The therapeutic objective was based on controlling bleeding and eradicating the inhibitor. Timely bleeding control decreases morbidity and mortality. Bridging agents such as recombinant factor VIIa and activated prothrombin complex concentrate are first-line agents,5 being fresh frozen plasma less useful because of its low content of the factor; however, the latter was used as the only resource due to the lack of availability of bridging agents in our hospital. The risk of thrombosis with the use of bridging agents should be taken into account, although this does not contraindicate their use since the benefit of bleeding control outweighs the risks. Given the life-threatening bleeding and the absence of use of coagulation bridging agents, it was considered not to use anticoagulant therapy for the management of the thrombosis of the upper limb.

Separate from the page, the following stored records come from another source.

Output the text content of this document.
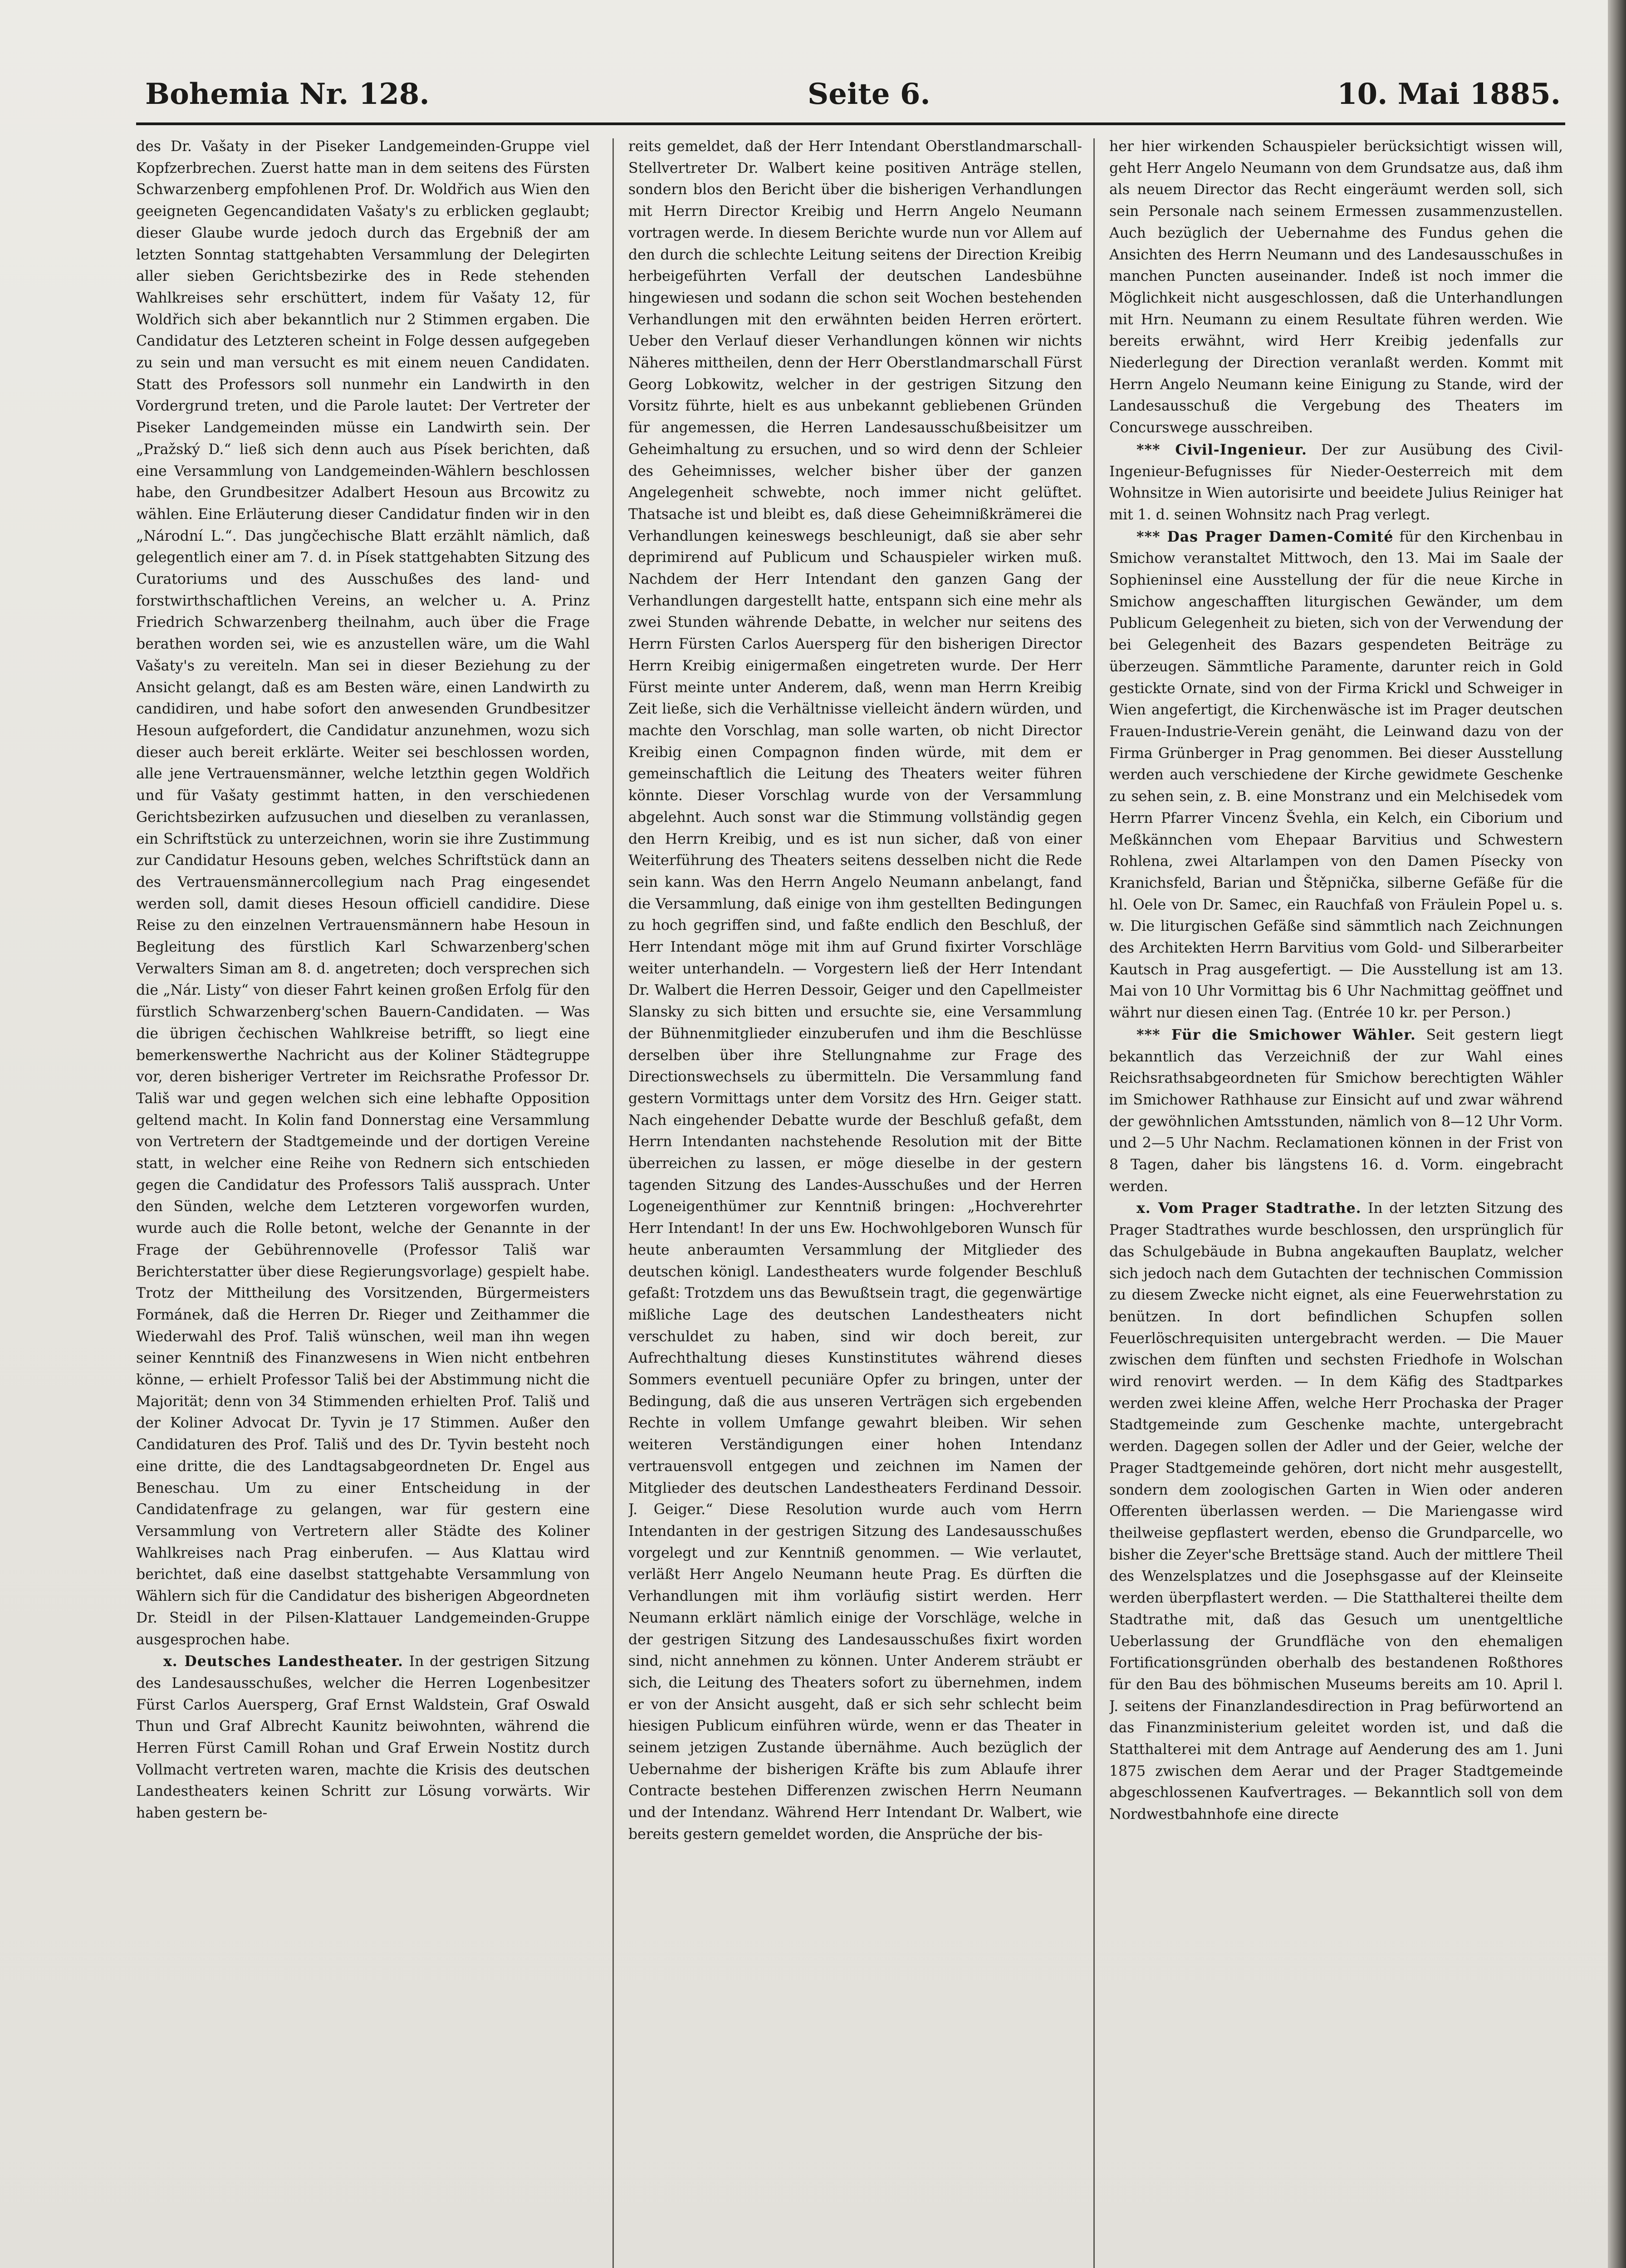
Bohemia Nr. 128.	Seite 6.	10. Mai 1885.

des Dr. Vašaty in der Piseker Landgemeinden-Gruppe viel Kopfzerbrechen. Zuerst hatte man in dem seitens des Fürsten Schwarzenberg empfohlenen Prof. Dr. Woldřich aus Wien den geeigneten Gegencandidaten Vašaty's zu erblicken geglaubt; dieser Glaube wurde jedoch durch das Ergebniß der am letzten Sonntag stattgehabten Versammlung der Delegirten aller sieben Gerichtsbezirke des in Rede stehenden Wahlkreises sehr erschüttert, indem für Vašaty 12, für Woldřich sich aber bekanntlich nur 2 Stimmen ergaben. Die Candidatur des Letzteren scheint in Folge dessen aufgegeben zu sein und man versucht es mit einem neuen Candidaten. Statt des Professors soll nunmehr ein Landwirth in den Vordergrund treten, und die Parole lautet: Der Vertreter der Piseker Landgemeinden müsse ein Landwirth sein. Der „Pražský D.“ ließ sich denn auch aus Písek berichten, daß eine Versammlung von Landgemeinden-Wählern beschlossen habe, den Grundbesitzer Adalbert Hesoun aus Brcowitz zu wählen. Eine Erläuterung dieser Candidatur finden wir in den „Národní L.“. Das jungčechische Blatt erzählt nämlich, daß gelegentlich einer am 7. d. in Písek stattgehabten Sitzung des Curatoriums und des Ausschußes des land- und forstwirthschaftlichen Vereins, an welcher u. A. Prinz Friedrich Schwarzenberg theilnahm, auch über die Frage berathen worden sei, wie es anzustellen wäre, um die Wahl Vašaty's zu vereiteln. Man sei in dieser Beziehung zu der Ansicht gelangt, daß es am Besten wäre, einen Landwirth zu candidiren, und habe sofort den anwesenden Grundbesitzer Hesoun aufgefordert, die Candidatur anzunehmen, wozu sich dieser auch bereit erklärte. Weiter sei beschlossen worden, alle jene Vertrauensmänner, welche letzthin gegen Woldřich und für Vašaty gestimmt hatten, in den verschiedenen Gerichtsbezirken aufzusuchen und dieselben zu veranlassen, ein Schriftstück zu unterzeichnen, worin sie ihre Zustimmung zur Candidatur Hesouns geben, welches Schriftstück dann an des Vertrauensmännercollegium nach Prag eingesendet werden soll, damit dieses Hesoun officiell candidire. Diese Reise zu den einzelnen Vertrauensmännern habe Hesoun in Begleitung des fürstlich Karl Schwarzenberg'schen Verwalters Siman am 8. d. angetreten; doch versprechen sich die „Nár. Listy“ von dieser Fahrt keinen großen Erfolg für den fürstlich Schwarzenberg'schen Bauern-Candidaten. — Was die übrigen čechischen Wahlkreise betrifft, so liegt eine bemerkenswerthe Nachricht aus der Koliner Städtegruppe vor, deren bisheriger Vertreter im Reichsrathe Professor Dr. Tališ war und gegen welchen sich eine lebhafte Opposition geltend macht. In Kolin fand Donnerstag eine Versammlung von Vertretern der Stadtgemeinde und der dortigen Vereine statt, in welcher eine Reihe von Rednern sich entschieden gegen die Candidatur des Professors Tališ aussprach. Unter den Sünden, welche dem Letzteren vorgeworfen wurden, wurde auch die Rolle betont, welche der Genannte in der Frage der Gebührennovelle (Professor Tališ war Berichterstatter über diese Regierungsvorlage) gespielt habe. Trotz der Mittheilung des Vorsitzenden, Bürgermeisters Formánek, daß die Herren Dr. Rieger und Zeithammer die Wiederwahl des Prof. Tališ wünschen, weil man ihn wegen seiner Kenntniß des Finanzwesens in Wien nicht entbehren könne, — erhielt Professor Tališ bei der Abstimmung nicht die Majorität; denn von 34 Stimmenden erhielten Prof. Tališ und der Koliner Advocat Dr. Tyvin je 17 Stimmen. Außer den Candidaturen des Prof. Tališ und des Dr. Tyvin besteht noch eine dritte, die des Landtagsabgeordneten Dr. Engel aus Beneschau. Um zu einer Entscheidung in der Candidatenfrage zu gelangen, war für gestern eine Versammlung von Vertretern aller Städte des Koliner Wahlkreises nach Prag einberufen. — Aus Klattau wird berichtet, daß eine daselbst stattgehabte Versammlung von Wählern sich für die Candidatur des bisherigen Abgeordneten Dr. Steidl in der Pilsen-Klattauer Landgemeinden-Gruppe ausgesprochen habe.

x. Deutsches Landestheater. In der gestrigen Sitzung des Landesausschußes, welcher die Herren Logenbesitzer Fürst Carlos Auersperg, Graf Ernst Waldstein, Graf Oswald Thun und Graf Albrecht Kaunitz beiwohnten, während die Herren Fürst Camill Rohan und Graf Erwein Nostitz durch Vollmacht vertreten waren, machte die Krisis des deutschen Landestheaters keinen Schritt zur Lösung vorwärts. Wir haben gestern be-

reits gemeldet, daß der Herr Intendant Oberstlandmarschall-Stellvertreter Dr. Walbert keine positiven Anträge stellen, sondern blos den Bericht über die bisherigen Verhandlungen mit Herrn Director Kreibig und Herrn Angelo Neumann vortragen werde. In diesem Berichte wurde nun vor Allem auf den durch die schlechte Leitung seitens der Direction Kreibig herbeigeführten Verfall der deutschen Landesbühne hingewiesen und sodann die schon seit Wochen bestehenden Verhandlungen mit den erwähnten beiden Herren erörtert. Ueber den Verlauf dieser Verhandlungen können wir nichts Näheres mittheilen, denn der Herr Oberstlandmarschall Fürst Georg Lobkowitz, welcher in der gestrigen Sitzung den Vorsitz führte, hielt es aus unbekannt gebliebenen Gründen für angemessen, die Herren Landesausschußbeisitzer um Geheimhaltung zu ersuchen, und so wird denn der Schleier des Geheimnisses, welcher bisher über der ganzen Angelegenheit schwebte, noch immer nicht gelüftet. Thatsache ist und bleibt es, daß diese Geheimnißkrämerei die Verhandlungen keineswegs beschleunigt, daß sie aber sehr deprimirend auf Publicum und Schauspieler wirken muß. Nachdem der Herr Intendant den ganzen Gang der Verhandlungen dargestellt hatte, entspann sich eine mehr als zwei Stunden währende Debatte, in welcher nur seitens des Herrn Fürsten Carlos Auersperg für den bisherigen Director Herrn Kreibig einigermaßen eingetreten wurde. Der Herr Fürst meinte unter Anderem, daß, wenn man Herrn Kreibig Zeit ließe, sich die Verhältnisse vielleicht ändern würden, und machte den Vorschlag, man solle warten, ob nicht Director Kreibig einen Compagnon finden würde, mit dem er gemeinschaftlich die Leitung des Theaters weiter führen könnte. Dieser Vorschlag wurde von der Versammlung abgelehnt. Auch sonst war die Stimmung vollständig gegen den Herrn Kreibig, und es ist nun sicher, daß von einer Weiterführung des Theaters seitens desselben nicht die Rede sein kann. Was den Herrn Angelo Neumann anbelangt, fand die Versammlung, daß einige von ihm gestellten Bedingungen zu hoch gegriffen sind, und faßte endlich den Beschluß, der Herr Intendant möge mit ihm auf Grund fixirter Vorschläge weiter unterhandeln. — Vorgestern ließ der Herr Intendant Dr. Walbert die Herren Dessoir, Geiger und den Capellmeister Slansky zu sich bitten und ersuchte sie, eine Versammlung der Bühnenmitglieder einzuberufen und ihm die Beschlüsse derselben über ihre Stellungnahme zur Frage des Directionswechsels zu übermitteln. Die Versammlung fand gestern Vormittags unter dem Vorsitz des Hrn. Geiger statt. Nach eingehender Debatte wurde der Beschluß gefaßt, dem Herrn Intendanten nachstehende Resolution mit der Bitte überreichen zu lassen, er möge dieselbe in der gestern tagenden Sitzung des Landes-Ausschußes und der Herren Logeneigenthümer zur Kenntniß bringen: „Hochverehrter Herr Intendant! In der uns Ew. Hochwohlgeboren Wunsch für heute anberaumten Versammlung der Mitglieder des deutschen königl. Landestheaters wurde folgender Beschluß gefaßt: Trotzdem uns das Bewußtsein tragt, die gegenwärtige mißliche Lage des deutschen Landestheaters nicht verschuldet zu haben, sind wir doch bereit, zur Aufrechthaltung dieses Kunstinstitutes während dieses Sommers eventuell pecuniäre Opfer zu bringen, unter der Bedingung, daß die aus unseren Verträgen sich ergebenden Rechte in vollem Umfange gewahrt bleiben. Wir sehen weiteren Verständigungen einer hohen Intendanz vertrauensvoll entgegen und zeichnen im Namen der Mitglieder des deutschen Landestheaters Ferdinand Dessoir. J. Geiger.“ Diese Resolution wurde auch vom Herrn Intendanten in der gestrigen Sitzung des Landesausschußes vorgelegt und zur Kenntniß genommen. — Wie verlautet, verläßt Herr Angelo Neumann heute Prag. Es dürften die Verhandlungen mit ihm vorläufig sistirt werden. Herr Neumann erklärt nämlich einige der Vorschläge, welche in der gestrigen Sitzung des Landesausschußes fixirt worden sind, nicht annehmen zu können. Unter Anderem sträubt er sich, die Leitung des Theaters sofort zu übernehmen, indem er von der Ansicht ausgeht, daß er sich sehr schlecht beim hiesigen Publicum einführen würde, wenn er das Theater in seinem jetzigen Zustande übernähme. Auch bezüglich der Uebernahme der bisherigen Kräfte bis zum Ablaufe ihrer Contracte bestehen Differenzen zwischen Herrn Neumann und der Intendanz. Während Herr Intendant Dr. Walbert, wie bereits gestern gemeldet worden, die Ansprüche der bis-

her hier wirkenden Schauspieler berücksichtigt wissen will, geht Herr Angelo Neumann von dem Grundsatze aus, daß ihm als neuem Director das Recht eingeräumt werden soll, sich sein Personale nach seinem Ermessen zusammenzustellen. Auch bezüglich der Uebernahme des Fundus gehen die Ansichten des Herrn Neumann und des Landesausschußes in manchen Puncten auseinander. Indeß ist noch immer die Möglichkeit nicht ausgeschlossen, daß die Unterhandlungen mit Hrn. Neumann zu einem Resultate führen werden. Wie bereits erwähnt, wird Herr Kreibig jedenfalls zur Niederlegung der Direction veranlaßt werden. Kommt mit Herrn Angelo Neumann keine Einigung zu Stande, wird der Landesausschuß die Vergebung des Theaters im Concurswege ausschreiben.

*** Civil-Ingenieur. Der zur Ausübung des Civil-Ingenieur-Befugnisses für Nieder-Oesterreich mit dem Wohnsitze in Wien autorisirte und beeidete Julius Reiniger hat mit 1. d. seinen Wohnsitz nach Prag verlegt.

*** Das Prager Damen-Comité für den Kirchenbau in Smichow veranstaltet Mittwoch, den 13. Mai im Saale der Sophieninsel eine Ausstellung der für die neue Kirche in Smichow angeschafften liturgischen Gewänder, um dem Publicum Gelegenheit zu bieten, sich von der Verwendung der bei Gelegenheit des Bazars gespendeten Beiträge zu überzeugen. Sämmtliche Paramente, darunter reich in Gold gestickte Ornate, sind von der Firma Krickl und Schweiger in Wien angefertigt, die Kirchenwäsche ist im Prager deutschen Frauen-Industrie-Verein genäht, die Leinwand dazu von der Firma Grünberger in Prag genommen. Bei dieser Ausstellung werden auch verschiedene der Kirche gewidmete Geschenke zu sehen sein, z. B. eine Monstranz und ein Melchisedek vom Herrn Pfarrer Vincenz Švehla, ein Kelch, ein Ciborium und Meßkännchen vom Ehepaar Barvitius und Schwestern Rohlena, zwei Altarlampen von den Damen Písecky von Kranichsfeld, Barian und Štěpnička, silberne Gefäße für die hl. Oele von Dr. Samec, ein Rauchfaß von Fräulein Popel u. s. w. Die liturgischen Gefäße sind sämmtlich nach Zeichnungen des Architekten Herrn Barvitius vom Gold- und Silberarbeiter Kautsch in Prag ausgefertigt. — Die Ausstellung ist am 13. Mai von 10 Uhr Vormittag bis 6 Uhr Nachmittag geöffnet und währt nur diesen einen Tag. (Entrée 10 kr. per Person.)

*** Für die Smichower Wähler. Seit gestern liegt bekanntlich das Verzeichniß der zur Wahl eines Reichsrathsabgeordneten für Smichow berechtigten Wähler im Smichower Rathhause zur Einsicht auf und zwar während der gewöhnlichen Amtsstunden, nämlich von 8—12 Uhr Vorm. und 2—5 Uhr Nachm. Reclamationen können in der Frist von 8 Tagen, daher bis längstens 16. d. Vorm. eingebracht werden.

x. Vom Prager Stadtrathe. In der letzten Sitzung des Prager Stadtrathes wurde beschlossen, den ursprünglich für das Schulgebäude in Bubna angekauften Bauplatz, welcher sich jedoch nach dem Gutachten der technischen Commission zu diesem Zwecke nicht eignet, als eine Feuerwehrstation zu benützen. In dort befindlichen Schupfen sollen Feuerlöschrequisiten untergebracht werden. — Die Mauer zwischen dem fünften und sechsten Friedhofe in Wolschan wird renovirt werden. — In dem Käfig des Stadtparkes werden zwei kleine Affen, welche Herr Prochaska der Prager Stadtgemeinde zum Geschenke machte, untergebracht werden. Dagegen sollen der Adler und der Geier, welche der Prager Stadtgemeinde gehören, dort nicht mehr ausgestellt, sondern dem zoologischen Garten in Wien oder anderen Offerenten überlassen werden. — Die Mariengasse wird theilweise gepflastert werden, ebenso die Grundparcelle, wo bisher die Zeyer'sche Brettsäge stand. Auch der mittlere Theil des Wenzelsplatzes und die Josephsgasse auf der Kleinseite werden überpflastert werden. — Die Statthalterei theilte dem Stadtrathe mit, daß das Gesuch um unentgeltliche Ueberlassung der Grundfläche von den ehemaligen Fortificationsgründen oberhalb des bestandenen Roßthores für den Bau des böhmischen Museums bereits am 10. April l. J. seitens der Finanzlandesdirection in Prag befürwortend an das Finanzministerium geleitet worden ist, und daß die Statthalterei mit dem Antrage auf Aenderung des am 1. Juni 1875 zwischen dem Aerar und der Prager Stadtgemeinde abgeschlossenen Kaufvertrages. — Bekanntlich soll von dem Nordwestbahnhofe eine directe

For the eradication of circulating inhibitors against coagulation factors, immunosuppressive medications (cyclophosphamide, azathioprine and rituximab), glucocorticoids, intravenous gammaglobulin and plasmapheresis, have been used in addition to the control of the underlying disease, with satisfactory results. The discussion has focused on the most effective regime. Although different studies show that patients treated in the first line with a combination of steroids and cyclophosphamide were more likely to ensure complete remission than those treated with steroids alone, the end result in terms of survival and sustained remission is the same.5 Rituximab is an increasingly used therapeutic option with results similar to those of cyclophosphamide in terms of efficacy, but with a better safety profile. In this case the use of rituximab resulted in complete remission of the disease with normalization of coagulation factors, eradication of the inhibitor and reduction of immunosuppression.

SLE is associated with the production of circulating inhibitors against coagulation factors, among them, factors VIII and XI, causing hemorrhagic disorders. Although this is a not frequent association, it should be studied in patients with SLE with abnormal coagulation tests, even in the absence of other manifestations of the disease, in order to improve the quality of life and decrease the morbidity and mortality rates of these diseases.

The authors declare that they have not received funding for the development of this work.

The authors declare they do not have any conflict of interest.